A person who publishes or threatens to publish intimate photos or videos of another with the intention of forcing the victim into prescribed conduct the victim would not have otherwise engaged in may be charged with extortion.
b. Text of the Statute
Cal. Penal Code §§ 518-19:
§ 518. "Extortion is the obtaining of property from another, with his consent, or the obtaining of an official act of a public officer, induced by a wrongful use of force or fear, or under color of official right."
§ 519. Fear, such as will constitute extortion, may be induced by a threat, either:
1. To do an unlawful injury to the person or property of the individual threatened or of a third person; or,
2. To accuse the individual threatened, or any relative of his, or member of his family, of any crime; or,
3. To expose, or to impute to him or them any deformity, disgrace or crime; or,
4. To expose any secret affecting him or them.”

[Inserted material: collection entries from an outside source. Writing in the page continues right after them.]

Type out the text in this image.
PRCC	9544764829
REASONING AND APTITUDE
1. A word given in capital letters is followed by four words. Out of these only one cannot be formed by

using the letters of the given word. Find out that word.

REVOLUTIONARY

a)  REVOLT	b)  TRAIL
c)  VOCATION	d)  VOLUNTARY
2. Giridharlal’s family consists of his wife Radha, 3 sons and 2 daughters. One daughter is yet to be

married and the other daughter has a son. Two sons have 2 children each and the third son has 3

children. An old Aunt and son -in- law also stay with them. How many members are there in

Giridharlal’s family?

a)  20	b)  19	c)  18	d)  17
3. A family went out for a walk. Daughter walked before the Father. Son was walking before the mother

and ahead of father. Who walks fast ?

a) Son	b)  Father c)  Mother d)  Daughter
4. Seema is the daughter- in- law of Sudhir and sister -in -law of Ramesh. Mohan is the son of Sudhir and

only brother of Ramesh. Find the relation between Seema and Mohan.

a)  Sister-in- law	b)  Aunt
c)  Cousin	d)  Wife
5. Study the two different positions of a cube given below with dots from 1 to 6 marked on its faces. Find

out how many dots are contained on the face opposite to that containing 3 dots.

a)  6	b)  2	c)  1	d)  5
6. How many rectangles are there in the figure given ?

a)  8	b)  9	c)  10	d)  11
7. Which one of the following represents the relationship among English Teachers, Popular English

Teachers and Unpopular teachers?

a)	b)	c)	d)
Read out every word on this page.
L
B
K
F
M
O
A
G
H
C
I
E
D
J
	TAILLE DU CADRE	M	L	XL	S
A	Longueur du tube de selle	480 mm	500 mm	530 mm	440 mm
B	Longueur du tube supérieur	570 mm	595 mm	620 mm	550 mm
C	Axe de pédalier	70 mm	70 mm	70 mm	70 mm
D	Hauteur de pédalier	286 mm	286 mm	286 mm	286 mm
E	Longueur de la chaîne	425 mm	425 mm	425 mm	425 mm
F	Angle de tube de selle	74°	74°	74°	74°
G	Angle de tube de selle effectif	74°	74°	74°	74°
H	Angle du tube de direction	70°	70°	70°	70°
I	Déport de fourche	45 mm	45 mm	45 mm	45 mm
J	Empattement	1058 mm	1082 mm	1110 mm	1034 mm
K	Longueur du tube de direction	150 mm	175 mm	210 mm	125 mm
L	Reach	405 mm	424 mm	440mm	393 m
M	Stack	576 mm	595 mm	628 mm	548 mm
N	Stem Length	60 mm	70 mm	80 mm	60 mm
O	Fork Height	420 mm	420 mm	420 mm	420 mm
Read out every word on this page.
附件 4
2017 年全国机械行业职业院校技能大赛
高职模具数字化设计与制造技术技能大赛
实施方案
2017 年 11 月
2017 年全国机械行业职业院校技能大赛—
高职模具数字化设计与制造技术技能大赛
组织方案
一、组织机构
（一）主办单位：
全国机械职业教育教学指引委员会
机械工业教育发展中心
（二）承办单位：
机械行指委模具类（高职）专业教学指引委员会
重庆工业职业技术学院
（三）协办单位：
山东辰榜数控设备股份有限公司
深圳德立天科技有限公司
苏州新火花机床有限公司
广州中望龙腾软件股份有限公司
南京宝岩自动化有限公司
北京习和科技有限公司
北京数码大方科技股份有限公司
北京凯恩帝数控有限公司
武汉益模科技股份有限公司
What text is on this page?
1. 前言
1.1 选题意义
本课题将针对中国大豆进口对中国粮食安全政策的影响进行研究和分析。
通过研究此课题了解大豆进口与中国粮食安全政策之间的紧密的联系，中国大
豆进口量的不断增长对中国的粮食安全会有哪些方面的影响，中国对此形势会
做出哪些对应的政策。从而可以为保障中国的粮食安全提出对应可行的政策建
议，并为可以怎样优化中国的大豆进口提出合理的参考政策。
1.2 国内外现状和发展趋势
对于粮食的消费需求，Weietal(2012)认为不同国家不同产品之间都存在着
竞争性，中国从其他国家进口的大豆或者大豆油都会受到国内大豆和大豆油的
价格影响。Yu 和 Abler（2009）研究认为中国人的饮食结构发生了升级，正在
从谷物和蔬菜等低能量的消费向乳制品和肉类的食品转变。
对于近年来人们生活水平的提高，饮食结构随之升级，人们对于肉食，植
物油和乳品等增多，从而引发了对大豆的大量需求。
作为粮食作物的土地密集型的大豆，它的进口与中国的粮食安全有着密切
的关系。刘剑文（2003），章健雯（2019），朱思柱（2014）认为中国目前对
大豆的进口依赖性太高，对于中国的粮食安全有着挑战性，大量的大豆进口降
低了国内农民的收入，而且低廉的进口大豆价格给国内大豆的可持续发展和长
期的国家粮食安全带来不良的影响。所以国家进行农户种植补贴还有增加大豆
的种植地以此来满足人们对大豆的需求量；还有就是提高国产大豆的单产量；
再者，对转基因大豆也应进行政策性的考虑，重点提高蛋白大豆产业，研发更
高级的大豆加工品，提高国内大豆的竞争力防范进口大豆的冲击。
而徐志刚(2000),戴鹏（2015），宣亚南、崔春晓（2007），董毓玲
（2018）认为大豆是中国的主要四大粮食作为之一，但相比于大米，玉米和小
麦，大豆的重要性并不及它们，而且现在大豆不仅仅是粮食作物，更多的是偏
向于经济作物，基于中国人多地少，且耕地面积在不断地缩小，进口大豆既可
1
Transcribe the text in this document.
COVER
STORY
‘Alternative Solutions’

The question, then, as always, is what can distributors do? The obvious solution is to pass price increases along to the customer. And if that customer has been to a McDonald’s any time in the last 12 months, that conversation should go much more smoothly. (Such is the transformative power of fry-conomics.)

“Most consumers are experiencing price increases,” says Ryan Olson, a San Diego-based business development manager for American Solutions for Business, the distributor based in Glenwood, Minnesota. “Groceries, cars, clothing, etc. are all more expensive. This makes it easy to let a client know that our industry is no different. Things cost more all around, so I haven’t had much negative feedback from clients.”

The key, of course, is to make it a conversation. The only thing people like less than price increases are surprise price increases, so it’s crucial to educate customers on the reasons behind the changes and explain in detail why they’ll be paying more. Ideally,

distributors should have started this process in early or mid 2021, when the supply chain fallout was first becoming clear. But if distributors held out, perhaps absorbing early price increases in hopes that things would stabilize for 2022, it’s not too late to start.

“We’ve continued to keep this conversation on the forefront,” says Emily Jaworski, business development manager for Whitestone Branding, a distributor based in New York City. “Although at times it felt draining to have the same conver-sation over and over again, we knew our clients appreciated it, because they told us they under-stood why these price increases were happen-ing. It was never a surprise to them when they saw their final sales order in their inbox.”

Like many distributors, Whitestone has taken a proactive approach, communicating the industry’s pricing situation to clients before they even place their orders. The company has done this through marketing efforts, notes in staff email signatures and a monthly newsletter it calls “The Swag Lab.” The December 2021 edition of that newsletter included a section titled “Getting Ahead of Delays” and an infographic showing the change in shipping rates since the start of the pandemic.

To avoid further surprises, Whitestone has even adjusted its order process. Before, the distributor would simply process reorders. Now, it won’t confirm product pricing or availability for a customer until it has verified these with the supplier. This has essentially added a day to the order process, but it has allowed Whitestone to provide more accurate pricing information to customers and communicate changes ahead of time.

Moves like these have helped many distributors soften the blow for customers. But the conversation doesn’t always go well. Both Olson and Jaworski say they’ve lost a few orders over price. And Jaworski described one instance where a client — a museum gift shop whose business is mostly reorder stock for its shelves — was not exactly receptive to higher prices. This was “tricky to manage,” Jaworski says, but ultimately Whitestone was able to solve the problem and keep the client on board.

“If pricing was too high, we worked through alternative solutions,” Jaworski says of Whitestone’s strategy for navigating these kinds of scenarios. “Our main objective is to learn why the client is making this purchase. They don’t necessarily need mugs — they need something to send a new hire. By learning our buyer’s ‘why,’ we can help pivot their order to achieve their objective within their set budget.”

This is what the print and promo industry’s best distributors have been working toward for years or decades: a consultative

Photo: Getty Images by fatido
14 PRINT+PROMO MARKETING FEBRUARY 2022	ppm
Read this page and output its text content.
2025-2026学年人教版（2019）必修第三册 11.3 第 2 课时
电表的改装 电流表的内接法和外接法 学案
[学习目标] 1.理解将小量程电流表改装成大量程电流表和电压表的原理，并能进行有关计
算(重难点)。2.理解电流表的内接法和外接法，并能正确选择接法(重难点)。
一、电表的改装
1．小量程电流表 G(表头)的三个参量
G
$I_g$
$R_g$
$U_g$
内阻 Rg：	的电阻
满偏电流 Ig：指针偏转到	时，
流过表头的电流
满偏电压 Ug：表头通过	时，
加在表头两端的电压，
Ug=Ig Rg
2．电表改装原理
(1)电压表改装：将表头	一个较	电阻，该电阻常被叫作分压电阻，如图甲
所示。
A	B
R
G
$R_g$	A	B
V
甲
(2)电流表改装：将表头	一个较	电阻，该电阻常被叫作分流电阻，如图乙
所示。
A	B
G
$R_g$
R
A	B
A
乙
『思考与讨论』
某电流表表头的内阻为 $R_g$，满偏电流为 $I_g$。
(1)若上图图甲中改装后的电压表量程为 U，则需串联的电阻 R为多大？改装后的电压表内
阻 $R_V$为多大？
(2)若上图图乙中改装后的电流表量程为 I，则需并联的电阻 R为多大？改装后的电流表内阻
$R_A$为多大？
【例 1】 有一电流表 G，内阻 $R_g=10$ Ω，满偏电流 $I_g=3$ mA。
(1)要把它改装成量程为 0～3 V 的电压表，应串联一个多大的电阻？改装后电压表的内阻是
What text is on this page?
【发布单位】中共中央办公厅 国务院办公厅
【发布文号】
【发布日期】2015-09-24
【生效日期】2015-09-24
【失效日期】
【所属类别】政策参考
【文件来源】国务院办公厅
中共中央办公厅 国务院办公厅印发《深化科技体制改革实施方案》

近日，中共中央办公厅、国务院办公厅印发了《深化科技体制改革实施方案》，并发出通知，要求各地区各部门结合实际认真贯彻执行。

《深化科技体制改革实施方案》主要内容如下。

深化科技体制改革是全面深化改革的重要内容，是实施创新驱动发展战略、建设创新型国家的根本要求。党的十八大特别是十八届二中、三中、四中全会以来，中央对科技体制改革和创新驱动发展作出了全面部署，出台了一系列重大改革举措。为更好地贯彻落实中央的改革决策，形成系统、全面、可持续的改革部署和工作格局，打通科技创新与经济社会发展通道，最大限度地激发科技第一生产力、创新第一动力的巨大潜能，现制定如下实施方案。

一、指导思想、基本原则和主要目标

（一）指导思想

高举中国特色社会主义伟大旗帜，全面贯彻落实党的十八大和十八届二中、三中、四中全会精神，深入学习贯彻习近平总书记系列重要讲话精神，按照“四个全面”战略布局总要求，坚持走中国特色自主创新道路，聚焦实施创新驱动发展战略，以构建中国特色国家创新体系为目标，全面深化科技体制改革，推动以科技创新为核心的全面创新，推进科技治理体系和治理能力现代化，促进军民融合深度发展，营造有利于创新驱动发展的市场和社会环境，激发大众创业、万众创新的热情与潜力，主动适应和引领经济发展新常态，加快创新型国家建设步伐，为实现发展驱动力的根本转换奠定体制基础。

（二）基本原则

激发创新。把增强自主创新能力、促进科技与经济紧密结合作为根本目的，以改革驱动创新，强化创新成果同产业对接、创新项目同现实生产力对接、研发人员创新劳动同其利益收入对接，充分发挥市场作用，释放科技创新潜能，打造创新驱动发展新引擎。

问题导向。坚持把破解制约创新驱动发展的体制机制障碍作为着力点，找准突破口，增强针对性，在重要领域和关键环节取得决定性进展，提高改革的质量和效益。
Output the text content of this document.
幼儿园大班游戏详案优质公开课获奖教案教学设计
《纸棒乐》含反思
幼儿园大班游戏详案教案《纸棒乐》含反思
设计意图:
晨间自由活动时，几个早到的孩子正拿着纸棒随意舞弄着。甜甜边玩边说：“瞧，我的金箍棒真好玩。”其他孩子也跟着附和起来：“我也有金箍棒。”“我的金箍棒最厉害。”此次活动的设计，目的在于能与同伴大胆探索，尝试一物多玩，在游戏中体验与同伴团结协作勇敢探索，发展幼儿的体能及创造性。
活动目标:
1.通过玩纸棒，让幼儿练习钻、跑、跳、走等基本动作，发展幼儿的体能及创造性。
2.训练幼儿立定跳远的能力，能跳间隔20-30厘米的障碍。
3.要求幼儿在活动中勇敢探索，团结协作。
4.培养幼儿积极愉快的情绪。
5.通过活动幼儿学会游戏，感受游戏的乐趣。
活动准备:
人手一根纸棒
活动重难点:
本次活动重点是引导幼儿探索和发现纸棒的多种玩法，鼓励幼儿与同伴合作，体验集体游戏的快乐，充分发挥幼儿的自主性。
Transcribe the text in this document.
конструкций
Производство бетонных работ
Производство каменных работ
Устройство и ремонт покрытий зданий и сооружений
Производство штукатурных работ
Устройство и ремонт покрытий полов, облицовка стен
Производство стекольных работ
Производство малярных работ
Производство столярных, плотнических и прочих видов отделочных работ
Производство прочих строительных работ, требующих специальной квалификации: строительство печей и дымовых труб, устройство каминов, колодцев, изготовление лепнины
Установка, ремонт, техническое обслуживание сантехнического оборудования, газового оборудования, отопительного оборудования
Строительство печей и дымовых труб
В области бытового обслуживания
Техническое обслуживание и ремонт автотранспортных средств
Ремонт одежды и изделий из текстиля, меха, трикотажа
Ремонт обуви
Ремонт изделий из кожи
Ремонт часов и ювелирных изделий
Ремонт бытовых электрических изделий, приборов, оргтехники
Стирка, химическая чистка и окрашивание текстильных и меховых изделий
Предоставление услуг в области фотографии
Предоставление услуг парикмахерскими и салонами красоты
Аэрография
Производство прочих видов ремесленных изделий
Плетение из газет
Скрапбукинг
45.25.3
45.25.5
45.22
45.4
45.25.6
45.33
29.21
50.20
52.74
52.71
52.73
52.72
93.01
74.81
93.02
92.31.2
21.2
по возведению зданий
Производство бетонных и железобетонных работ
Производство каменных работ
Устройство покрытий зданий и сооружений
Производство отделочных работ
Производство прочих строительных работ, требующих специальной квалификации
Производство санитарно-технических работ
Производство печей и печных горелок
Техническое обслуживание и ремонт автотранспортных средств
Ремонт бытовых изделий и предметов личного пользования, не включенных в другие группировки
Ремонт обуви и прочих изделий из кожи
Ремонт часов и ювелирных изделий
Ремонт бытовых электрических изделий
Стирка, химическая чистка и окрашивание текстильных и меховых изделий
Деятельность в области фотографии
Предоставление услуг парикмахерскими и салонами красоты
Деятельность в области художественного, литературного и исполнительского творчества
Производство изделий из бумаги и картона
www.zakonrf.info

- People v. Power, 70 Cal. Rptr. 3d 799 (Cal. Ct. App. 2008).
Procedural Posture: Defendant was found guilty of extortion and appealed.
Law: Cal. Penal Code §518
Facts: Victim had sex against her will with defendant after receiving anonymous letters threatening the safety of her family. Victim followed the letters' demands and allowed the filming of her sexual encounters with defendant. Defendant convinced victim that the letters were sent by a coworker. The defendant told victim that after viewing each video, coworker would return the video to defendant. Defendant would then show victim a part of the video and he would destroy it in her presence. At one point, victim was forced to pass up a promotion because she refused to pay $5,000 or have sex in a public place with defendant. Victim finally contacted the police and the police immediately suspected that the defendant was behind the entire set up.
Outcome: Affirmed conviction. The court concluded enough evidence existed to prove that the victim was induced to comply with defendant’s requests out of fear for the safety of her husband and children.
Note: Victim referred to as “Jane Doe.”
- People v. Peniston, 51 Cal. Rptr. 744 (Cal. Ct. App. Dist 1966).
Procedural Posture: Defendant was convicted by the trial court for extortion and appealed.
Law: Cal. Penal Code §§ 518 and 519.
Facts: After the defendant and victim met, she sent him partially nude photographs of herself and eventually began a relationship with him, which ended after he left for the Far East. While defendant was out of the country, victim married another man. When defendant returned to the U.S., he demanded victim give him $400 or he would show the partially nude photos she had sent him to her husband and parents. Victim gave defendant the money and asked him to return the photographs to her. He subsequently demanded $10,000 for the photos, but eventually settled for $1,000. The victim informed police about this arrangement, and the police arrested defendant when he and the victim met up to conduct the exchange.
Outcome: Affirmed. Victim “feared that disclosure of the pictures to [her family] might lead to revocation of probation [she had been on probation for prostitution] and the loss of her children.” The court considered this sufficient evidence of a secret within the meaning of § 519. Based on the evidence, it was reasonable for the trier of fact to infer that the victim acted under fear of disclosure of a secret to her family.
d. Practice Pointer
Recent case law indicates that the Cal. Penal Code also gives rise to a civil cause of action for extortion. To bring a cause of action for the tort of extortion, the plaintiff must demonstrate one of the four elements listed in Cal. Penal Code, § 519 in addition to establishing injury and causation. In a case of attempted extortion, the plaintiff must show that “(1) the [defendant] sent or delivered to [the plaintiff] written correspondence; (2) that this writing expressed or implied a threat listed in Section 519; (3) the [defendant] intended to extort money or property from [the plaintiff]; (4) the plaintiff suffered harm; and (5) the harm was caused by the [defendant].”
(ii) “Extortion is not a constitutionally protected form of speech.”